A father's observations about autism in historical context
What does an eminent anthropologist have to save about current events?
From Roy Richard Grinker’s guest essay on 24 September 2015 for the New York Times, entitled “Autism Has Always Existed. We Haven’t Always Called It Autism,” one can learn a helluva a lot about autism in human history and in contemporary society. Professor Grinker, who teaches and studies anthropology at George Washington University, is an accomplished scholar—and he has a daughter who has autism. His essay comes from those two areas of strength, and it delivers valuable insights into autism today.

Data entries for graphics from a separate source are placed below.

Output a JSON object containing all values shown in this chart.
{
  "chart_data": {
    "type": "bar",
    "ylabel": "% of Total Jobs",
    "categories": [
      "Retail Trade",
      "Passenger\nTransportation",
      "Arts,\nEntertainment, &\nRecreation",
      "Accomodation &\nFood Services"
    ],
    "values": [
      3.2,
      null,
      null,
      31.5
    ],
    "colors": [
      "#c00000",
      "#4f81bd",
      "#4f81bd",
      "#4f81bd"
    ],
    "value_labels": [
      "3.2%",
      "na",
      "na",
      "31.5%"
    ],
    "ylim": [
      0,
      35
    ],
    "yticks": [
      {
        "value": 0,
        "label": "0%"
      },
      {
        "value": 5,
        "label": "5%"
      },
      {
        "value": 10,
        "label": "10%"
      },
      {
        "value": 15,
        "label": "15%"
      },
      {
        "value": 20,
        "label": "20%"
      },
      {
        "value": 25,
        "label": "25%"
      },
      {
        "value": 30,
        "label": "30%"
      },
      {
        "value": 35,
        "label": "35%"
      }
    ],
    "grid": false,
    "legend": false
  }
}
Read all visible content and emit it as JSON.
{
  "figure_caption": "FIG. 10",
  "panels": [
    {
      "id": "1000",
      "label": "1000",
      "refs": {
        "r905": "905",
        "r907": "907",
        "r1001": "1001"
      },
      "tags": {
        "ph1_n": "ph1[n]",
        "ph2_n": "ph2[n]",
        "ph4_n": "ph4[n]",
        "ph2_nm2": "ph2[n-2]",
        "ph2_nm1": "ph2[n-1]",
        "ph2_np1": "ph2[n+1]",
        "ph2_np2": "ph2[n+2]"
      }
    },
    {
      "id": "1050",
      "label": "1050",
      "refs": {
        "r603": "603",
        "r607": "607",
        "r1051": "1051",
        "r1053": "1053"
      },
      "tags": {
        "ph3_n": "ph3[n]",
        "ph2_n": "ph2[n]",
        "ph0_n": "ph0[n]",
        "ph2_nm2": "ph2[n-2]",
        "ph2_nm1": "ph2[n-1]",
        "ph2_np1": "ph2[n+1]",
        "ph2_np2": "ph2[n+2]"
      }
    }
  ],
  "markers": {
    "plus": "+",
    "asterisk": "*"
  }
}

In the NYT essay, he weaves together historical concepts about disability with his personal experience about his daughter’s life. His analysis integrates sociocultural observations about children with disabilities sub-Sharan African cultures, orthodox Jewish groups, and Navajo Indian nations with his experiences of his daughter’s birthday celebrations and current events in the US government’s focus on autism.
His treatment of autism is at once both very immediate and simultaneously without a specific time. Throughout it he brings scientific evidence into the picture so that the result is a personally and historically grounded recitation of what we are now discussing in our conversations about autism. Readers will find hints about diagnostic substitution, false premises that misled us, and much more.
The first few paragraphs illustrate Professor Grinker’s presentation of the personal and societal context for understanding autism:
When I look back at home videos of my daughter Isabel, I see the signs of autism clearly. But at the time, in 1992, I couldn’t. Autism was still considered rare. In one video, when Isabel was 15 months old, she sits quietly, putting coins in a piggy bank. She doesn’t respond to her name or look at us. My wife and I marvel at her focus and precision and predict she will be a scientist.
In a widely anticipated news conference on Monday, President Trump declared that there was “nothing more important” in his presidency than reducing the prevalence of autism. He claimed that his administration would virtually eliminate the condition, which he called a “horrible crisis” and which a top federal health official suggested might be “entirely preventable.”
The administration’s project is built on the premise that an autism diagnosis is a terrible tragedy and that scientists and doctors have failed to prevent what Health Secretary Robert F. Kennedy Jr. has called an “epidemic.”
The piece is long (nearly 20 min of listening; maybe a 15-min read?). I’ve been back to re-read it and the effort was worth it. Highly recommended. “Autism Has Always Existed. We Haven’t Always Called It Autism” by Roy Richard Grinker.1
Dear Readers of Special Education Today who would like to learn more about Professor Ginker’s research might find his books of informative. I have not read any of the (maybe) half dozen of them, but here are two that might be of particular interest: 2
2007: Unstrange Minds: Remapping the World of Autism (ISBN 0465027636)
2021: Nobody’s Normal: How Culture Created the Stigma of Mental Illness (ISBN 978-0-393-53164-0)
Footnote
It’s in the Times, so subscribers to the NYT should see it readily, but others may find that it’s behind a paywall. Sorry…SET is too tiny to make “The Gray Lady” give it to us for free, Sigh.
I get no compensation for providing these links nor from purchases you might make after following them.